Wednesday 31 October 2012

Give Up and Let Them Lose.


 We're all agreed on certain things in life. Don't negotiate with terrorists. Don't give in to bullying or threats. "Never," as Churchill had it, "in anything, great or small, give up."
 Well, I've got a better idea.
 I think we - humanity, all of us - should have a sponsored month of giving up. Just thirty days or so of caving in to the most powerful, insidious, effective force on the face of the planet.
 I refer, of course, to whingeing.
 I'm pretty sure that no matter how many piss-poor VHS tapes Al Qaeda releases, nobody is ever going to kowtow to their plans. No matter how many times the Westboro Baptist Assholes show up to protest a funeral and complain about god hating fags, none of us is ever going to turn around and say "y'know what, okay, we'll listen to you and act on your ideas."
 Nagging, on the other hand, is a different ball game. We all know what it's like to just sigh and give up to the relentless, irritating pressure of a nagging child or spouse, and I think we should apply this policy to the wider world, because it would be an effective way to (eventually) get a lot of people to shut the fuck up.
 Take the meditation crowd. The people who think that all the world's ills are caused by a lack of Buddhist chanting.
 According to hippies with bad websites, if 1% of the population of the world meditated regularly, there would be no more wars and everything would be hunky dory. They've been peddling this shit for years, so why don't we just do it? Give in to their whining and do it.
 One percent of the world's population (assuming a population of seven billion) is seventy million, which is coincidentally about the population of the UK. So, I say we all take the week off work and genuinely try it.
 We'll all sit at home for a week, light some candles and meditate, and it'll solve precisely dick all.
 Worse than that, it'll deepen a recession and we'll all lose our jobs, but the net gain is this: The hippies will shut up and we can take their ideas off the table forever. We tried it your way, Moonbeam Unicorn Jnr., and it didn't work. Now piss off.
 Next up we can deal with the libertarians and the hardcore right-wing capitalists. This won't require missing work, but it might be worth calling in sick to watch, if the whole thing is caught on camera.
 Libertarians and ultra-capitalists claim to want no government oversight on business, no government interference in day-to-day matters (including healthcare) and freedom to run a business in any way they want to.
 So, a few commandeered planes would be enough to send them all somewhere that already has those conditions, like, say, Somalia. No government interference, no rules, knock yourselves out. It's a dog-eat-dog world in places like that, just the way you want it.
 Come dinnertime, of course, it'll be a person-eat-dog world because you'll all be starved past the point of dignity.

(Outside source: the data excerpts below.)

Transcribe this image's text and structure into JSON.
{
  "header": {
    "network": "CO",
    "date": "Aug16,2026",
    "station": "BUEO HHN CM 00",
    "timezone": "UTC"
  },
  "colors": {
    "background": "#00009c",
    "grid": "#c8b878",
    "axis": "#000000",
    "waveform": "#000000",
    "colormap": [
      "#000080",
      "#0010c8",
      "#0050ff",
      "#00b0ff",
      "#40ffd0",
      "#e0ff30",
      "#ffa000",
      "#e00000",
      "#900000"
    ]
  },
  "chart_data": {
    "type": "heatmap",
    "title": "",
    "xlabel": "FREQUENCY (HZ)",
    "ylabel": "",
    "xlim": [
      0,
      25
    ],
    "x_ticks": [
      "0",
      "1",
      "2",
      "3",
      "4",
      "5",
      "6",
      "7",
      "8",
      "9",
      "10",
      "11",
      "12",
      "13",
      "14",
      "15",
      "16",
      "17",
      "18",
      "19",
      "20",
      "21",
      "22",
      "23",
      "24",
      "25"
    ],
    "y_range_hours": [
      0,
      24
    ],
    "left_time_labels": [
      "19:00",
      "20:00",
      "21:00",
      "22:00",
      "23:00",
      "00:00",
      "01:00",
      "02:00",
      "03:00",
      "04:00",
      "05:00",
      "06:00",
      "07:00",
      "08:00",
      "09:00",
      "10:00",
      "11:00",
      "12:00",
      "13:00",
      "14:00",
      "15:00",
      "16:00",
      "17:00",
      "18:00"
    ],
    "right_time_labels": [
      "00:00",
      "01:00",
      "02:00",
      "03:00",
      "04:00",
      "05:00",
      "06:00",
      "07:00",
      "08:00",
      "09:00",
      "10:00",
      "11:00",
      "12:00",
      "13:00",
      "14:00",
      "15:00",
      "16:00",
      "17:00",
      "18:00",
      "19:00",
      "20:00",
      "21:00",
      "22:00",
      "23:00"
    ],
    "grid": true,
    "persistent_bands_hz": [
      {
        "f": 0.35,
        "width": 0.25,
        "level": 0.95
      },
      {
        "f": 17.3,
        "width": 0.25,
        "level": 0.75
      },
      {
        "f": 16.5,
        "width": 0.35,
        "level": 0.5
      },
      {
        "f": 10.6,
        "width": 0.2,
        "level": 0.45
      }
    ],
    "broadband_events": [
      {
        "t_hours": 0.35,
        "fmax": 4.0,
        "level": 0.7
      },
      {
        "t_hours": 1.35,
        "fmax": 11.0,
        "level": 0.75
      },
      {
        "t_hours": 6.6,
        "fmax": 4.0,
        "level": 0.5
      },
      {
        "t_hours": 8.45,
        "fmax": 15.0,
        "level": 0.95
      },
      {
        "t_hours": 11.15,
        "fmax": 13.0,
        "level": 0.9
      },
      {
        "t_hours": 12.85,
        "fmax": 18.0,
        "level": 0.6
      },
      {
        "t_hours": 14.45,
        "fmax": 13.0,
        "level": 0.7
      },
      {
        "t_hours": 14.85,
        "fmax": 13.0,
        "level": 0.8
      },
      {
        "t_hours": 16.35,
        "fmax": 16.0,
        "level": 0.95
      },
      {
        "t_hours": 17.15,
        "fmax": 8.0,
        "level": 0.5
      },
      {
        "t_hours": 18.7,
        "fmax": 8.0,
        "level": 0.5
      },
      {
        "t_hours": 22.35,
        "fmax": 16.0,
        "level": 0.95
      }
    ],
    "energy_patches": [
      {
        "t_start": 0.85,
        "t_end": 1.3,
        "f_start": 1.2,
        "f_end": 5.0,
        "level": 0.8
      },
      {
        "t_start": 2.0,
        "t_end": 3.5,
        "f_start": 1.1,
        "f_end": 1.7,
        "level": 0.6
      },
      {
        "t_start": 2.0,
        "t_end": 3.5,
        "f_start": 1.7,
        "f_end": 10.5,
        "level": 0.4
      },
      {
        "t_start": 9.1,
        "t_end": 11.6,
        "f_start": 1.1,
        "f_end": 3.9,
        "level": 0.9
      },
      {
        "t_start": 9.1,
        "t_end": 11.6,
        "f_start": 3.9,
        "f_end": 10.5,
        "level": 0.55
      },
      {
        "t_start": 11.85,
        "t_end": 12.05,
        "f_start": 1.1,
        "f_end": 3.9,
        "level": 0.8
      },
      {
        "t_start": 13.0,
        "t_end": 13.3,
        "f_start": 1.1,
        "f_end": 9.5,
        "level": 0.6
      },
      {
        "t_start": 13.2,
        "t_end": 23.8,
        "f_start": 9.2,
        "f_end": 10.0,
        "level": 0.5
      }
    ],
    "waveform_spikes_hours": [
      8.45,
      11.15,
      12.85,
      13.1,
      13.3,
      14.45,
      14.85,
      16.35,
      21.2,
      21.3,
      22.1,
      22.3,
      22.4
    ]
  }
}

 If they realise how badly they fucked up and call to come home, we'll let them. But we'll charge through the fucking nose for it, and maybe they'll learn their lesson.
 Which complaining assholes are next? How about bigfoot hunters?
 There are all kinds of idiots running around the wooded areas of... shit, everywhere, really, looking for giant ape men.
 If they're so convinced there's something out there, why don't we take a few hundred people - a few thousand, if necessary - and create a human chain around an area of alleged bigfoot habitat. Then we all walk towards the middle, and shoot everything we come across that's bigger than a squirrel.
 A little cruel, sure, but at the end of it, as we sort through the bear carcasses and start cooking some nice venison, one thing we'll probably notice is that none of the bodies we've come up with are those of a heretofore unknown missing evolutionary link.
 Also, again: Free venison.
 And in the unlikely event that we DO catch a yeti, then science benefits. Granted, not the branch of science that does a lot to improve your life - I doubt shooting a sasquatch will do much to improve your 4G connectivity or diminish the lines at airport check-in desks, but it'll give the biologists something to talk about, bless 'em.
 These are just three random examples of how we could deal with the more annoying sectors of society.
 Don't give in to threats or demands, just give people enough rope to hang themselves with.
 Obviously, things like Islamic fundamentalism couldn't really be rolled-out worldwide on a trial basis, so we'd have to let them fuck that up for themselves on smaller scale.
 Except they already did; it was called the Arab Spring.